If you don''t know C++ you should go out or buy a book. There are also some great tutorials that can befound here , here and even here Enjoy!


There''s no town drunk here, we all take turns.
Velocity Gaming Force
Hi,
Have you learnt any c/c++? functions, datatypes, pointers??
if not then id get a nice book on c or c++ and read through that, just codeing teris from scratch wont be easy, maybe im wrong and you do know c or c++,

anyway good luck either way,

cheers

lol beaten to it, hehehe

[edited by - Emexus on August 12, 2003 12:45:40 PM]
First, get yourself an introductory C++ book. I used to like the Waite Group Press C++ books, but their might be better books these days. Study up on functions, arrays (1D and 2D), looping, conditional''s and data types.

Then once you''ve got the basics down, get a copy of SDL, a cross platform game programming library and READ the documentation and experiment. Don''t try to make a full game with it until you can throw a dart at a header file and then describe from memory what the function you hit does.
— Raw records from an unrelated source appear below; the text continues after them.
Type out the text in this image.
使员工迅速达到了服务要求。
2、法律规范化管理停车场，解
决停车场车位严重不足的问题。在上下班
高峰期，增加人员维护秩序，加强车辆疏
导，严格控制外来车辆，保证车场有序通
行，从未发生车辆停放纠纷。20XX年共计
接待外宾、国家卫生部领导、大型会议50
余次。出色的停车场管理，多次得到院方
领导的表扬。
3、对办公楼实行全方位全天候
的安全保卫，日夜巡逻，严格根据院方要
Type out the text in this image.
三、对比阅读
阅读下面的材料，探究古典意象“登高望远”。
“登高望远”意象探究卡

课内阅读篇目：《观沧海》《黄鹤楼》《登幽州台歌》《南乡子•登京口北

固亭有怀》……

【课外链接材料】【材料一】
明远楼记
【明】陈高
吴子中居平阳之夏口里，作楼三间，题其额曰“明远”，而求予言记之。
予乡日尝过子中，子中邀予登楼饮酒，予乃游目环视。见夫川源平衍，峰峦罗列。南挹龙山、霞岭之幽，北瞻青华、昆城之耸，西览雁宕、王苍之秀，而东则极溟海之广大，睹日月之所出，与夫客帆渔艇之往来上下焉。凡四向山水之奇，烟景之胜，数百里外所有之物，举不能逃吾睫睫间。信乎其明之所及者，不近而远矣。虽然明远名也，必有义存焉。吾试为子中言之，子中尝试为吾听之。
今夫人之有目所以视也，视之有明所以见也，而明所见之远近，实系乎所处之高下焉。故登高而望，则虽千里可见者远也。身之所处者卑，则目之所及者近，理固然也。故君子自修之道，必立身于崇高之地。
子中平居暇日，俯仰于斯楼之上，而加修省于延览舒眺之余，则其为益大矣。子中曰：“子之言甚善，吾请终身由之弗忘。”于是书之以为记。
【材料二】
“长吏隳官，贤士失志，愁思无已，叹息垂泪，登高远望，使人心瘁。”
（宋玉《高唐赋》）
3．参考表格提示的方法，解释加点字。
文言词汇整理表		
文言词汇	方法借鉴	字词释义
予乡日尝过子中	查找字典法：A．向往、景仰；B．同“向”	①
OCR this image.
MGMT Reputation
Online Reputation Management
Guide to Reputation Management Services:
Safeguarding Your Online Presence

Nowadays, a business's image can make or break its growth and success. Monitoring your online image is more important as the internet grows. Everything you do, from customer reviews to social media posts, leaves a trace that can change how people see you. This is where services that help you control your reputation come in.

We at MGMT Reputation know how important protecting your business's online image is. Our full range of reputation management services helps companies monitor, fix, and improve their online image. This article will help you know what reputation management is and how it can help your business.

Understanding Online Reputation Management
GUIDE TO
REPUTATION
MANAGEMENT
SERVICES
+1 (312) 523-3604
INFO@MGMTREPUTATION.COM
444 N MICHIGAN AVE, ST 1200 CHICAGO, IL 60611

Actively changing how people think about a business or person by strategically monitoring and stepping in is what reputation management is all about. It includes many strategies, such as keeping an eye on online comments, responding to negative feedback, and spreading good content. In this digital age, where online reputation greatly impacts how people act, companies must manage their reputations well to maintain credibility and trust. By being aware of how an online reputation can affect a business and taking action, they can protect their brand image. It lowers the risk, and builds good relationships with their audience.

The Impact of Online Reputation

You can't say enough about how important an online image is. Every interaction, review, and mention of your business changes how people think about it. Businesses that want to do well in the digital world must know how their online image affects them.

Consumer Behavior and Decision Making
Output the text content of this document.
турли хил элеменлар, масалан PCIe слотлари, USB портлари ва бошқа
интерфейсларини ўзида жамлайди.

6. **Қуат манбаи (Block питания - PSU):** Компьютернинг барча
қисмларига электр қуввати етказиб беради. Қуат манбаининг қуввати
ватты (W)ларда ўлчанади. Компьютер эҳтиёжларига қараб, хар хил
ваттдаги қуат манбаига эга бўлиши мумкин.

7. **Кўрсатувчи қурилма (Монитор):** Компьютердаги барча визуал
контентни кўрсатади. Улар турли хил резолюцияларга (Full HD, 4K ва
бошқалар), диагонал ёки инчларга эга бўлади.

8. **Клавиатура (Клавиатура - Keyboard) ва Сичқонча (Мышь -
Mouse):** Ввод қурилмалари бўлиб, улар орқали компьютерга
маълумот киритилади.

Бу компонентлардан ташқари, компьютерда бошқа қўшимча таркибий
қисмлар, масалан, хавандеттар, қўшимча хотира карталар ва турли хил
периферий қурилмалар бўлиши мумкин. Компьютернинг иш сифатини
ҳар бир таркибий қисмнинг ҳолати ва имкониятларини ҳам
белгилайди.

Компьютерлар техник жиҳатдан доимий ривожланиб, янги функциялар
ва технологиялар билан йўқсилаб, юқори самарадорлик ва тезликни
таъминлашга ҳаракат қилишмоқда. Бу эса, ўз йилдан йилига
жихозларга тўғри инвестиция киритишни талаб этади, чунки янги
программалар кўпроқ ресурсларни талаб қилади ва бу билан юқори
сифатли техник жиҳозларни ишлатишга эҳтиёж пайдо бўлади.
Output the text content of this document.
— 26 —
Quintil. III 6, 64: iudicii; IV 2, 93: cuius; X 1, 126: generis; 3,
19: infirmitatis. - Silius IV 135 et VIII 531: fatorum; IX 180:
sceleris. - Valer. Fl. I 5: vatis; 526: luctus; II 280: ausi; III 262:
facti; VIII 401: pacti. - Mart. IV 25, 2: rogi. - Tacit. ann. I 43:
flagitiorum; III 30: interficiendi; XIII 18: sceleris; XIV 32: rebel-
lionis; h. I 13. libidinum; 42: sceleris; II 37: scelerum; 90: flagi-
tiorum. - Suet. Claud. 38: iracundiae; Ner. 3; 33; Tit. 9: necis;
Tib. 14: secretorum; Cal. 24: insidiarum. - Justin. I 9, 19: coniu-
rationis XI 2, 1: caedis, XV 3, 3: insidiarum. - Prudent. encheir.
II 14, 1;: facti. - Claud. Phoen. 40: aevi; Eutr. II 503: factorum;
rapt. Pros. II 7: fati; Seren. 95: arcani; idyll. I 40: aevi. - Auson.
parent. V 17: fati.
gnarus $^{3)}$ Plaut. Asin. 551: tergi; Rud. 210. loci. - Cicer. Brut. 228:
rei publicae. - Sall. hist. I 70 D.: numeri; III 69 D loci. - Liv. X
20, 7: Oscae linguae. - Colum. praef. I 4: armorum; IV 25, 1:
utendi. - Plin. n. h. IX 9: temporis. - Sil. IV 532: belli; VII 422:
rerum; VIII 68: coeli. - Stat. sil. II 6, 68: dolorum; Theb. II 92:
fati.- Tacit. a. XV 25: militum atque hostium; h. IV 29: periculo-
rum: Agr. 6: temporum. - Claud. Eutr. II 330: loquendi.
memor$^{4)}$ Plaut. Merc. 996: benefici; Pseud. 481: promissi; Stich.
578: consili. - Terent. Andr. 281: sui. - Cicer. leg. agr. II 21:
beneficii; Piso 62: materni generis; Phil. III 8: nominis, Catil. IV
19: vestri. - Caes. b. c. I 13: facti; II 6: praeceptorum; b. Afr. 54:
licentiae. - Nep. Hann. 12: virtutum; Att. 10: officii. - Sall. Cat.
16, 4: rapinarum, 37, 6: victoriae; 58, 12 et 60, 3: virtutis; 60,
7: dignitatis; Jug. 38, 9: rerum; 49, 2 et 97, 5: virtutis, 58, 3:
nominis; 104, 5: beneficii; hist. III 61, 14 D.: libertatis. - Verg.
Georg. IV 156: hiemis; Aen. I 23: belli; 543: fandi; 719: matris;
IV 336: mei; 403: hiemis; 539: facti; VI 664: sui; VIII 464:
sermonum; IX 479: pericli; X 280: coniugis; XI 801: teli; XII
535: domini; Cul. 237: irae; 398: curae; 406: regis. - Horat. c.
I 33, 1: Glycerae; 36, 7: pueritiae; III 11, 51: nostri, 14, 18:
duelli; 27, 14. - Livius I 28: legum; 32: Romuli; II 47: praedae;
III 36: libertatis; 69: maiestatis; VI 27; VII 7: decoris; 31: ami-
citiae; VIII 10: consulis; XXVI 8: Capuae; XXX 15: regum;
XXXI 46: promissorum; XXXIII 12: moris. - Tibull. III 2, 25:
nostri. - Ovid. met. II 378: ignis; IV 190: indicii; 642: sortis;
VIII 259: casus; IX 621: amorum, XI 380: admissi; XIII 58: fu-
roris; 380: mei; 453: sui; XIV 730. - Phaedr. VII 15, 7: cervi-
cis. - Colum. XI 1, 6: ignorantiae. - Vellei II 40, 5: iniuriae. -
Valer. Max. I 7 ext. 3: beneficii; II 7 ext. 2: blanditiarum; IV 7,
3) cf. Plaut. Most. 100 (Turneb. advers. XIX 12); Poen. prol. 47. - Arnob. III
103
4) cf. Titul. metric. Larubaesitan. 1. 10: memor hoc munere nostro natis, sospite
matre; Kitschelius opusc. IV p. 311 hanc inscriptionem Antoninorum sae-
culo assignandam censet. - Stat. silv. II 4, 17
Tetris is a pretty easy game. I built a tetris clone once, and here''s how I did it.

For one, the playing area was a 2D grid of cells. I had a C++ class for each kind of piece. These classes know what cells in the grid to turn on to draw themselves (they kept the grid relative X,Y of their center piece). They also knew how to rotate themselves.

All games have a main loop that must always be looping, so you can never write code that waits permanently for the user to hit a key or something.

To get pieces to fall you have to use timers. When you create a piece it gets the current time. Each time through the main loop it get the current time again, if the difference between the new current time and the first time it got is greater than some pre-determined amount, it would move down.

Because Tetris is so EASY for a computer, my game used some pretty bad techniques that worked and were easy to program. For one, when I determined if it was time to move a piece I would move it, then I would check to see if any of it overlapped another piece (by simply iterating through each square), if it did, I would move it back, and then lock it into place.

Anyhow, you''re first step should be to get a 2D array, where each element of the array is a struct that has information about that square (I.E. is it on? if so, what color is it?).

Then write code that walks the array and draws a visual representation of it onscreen.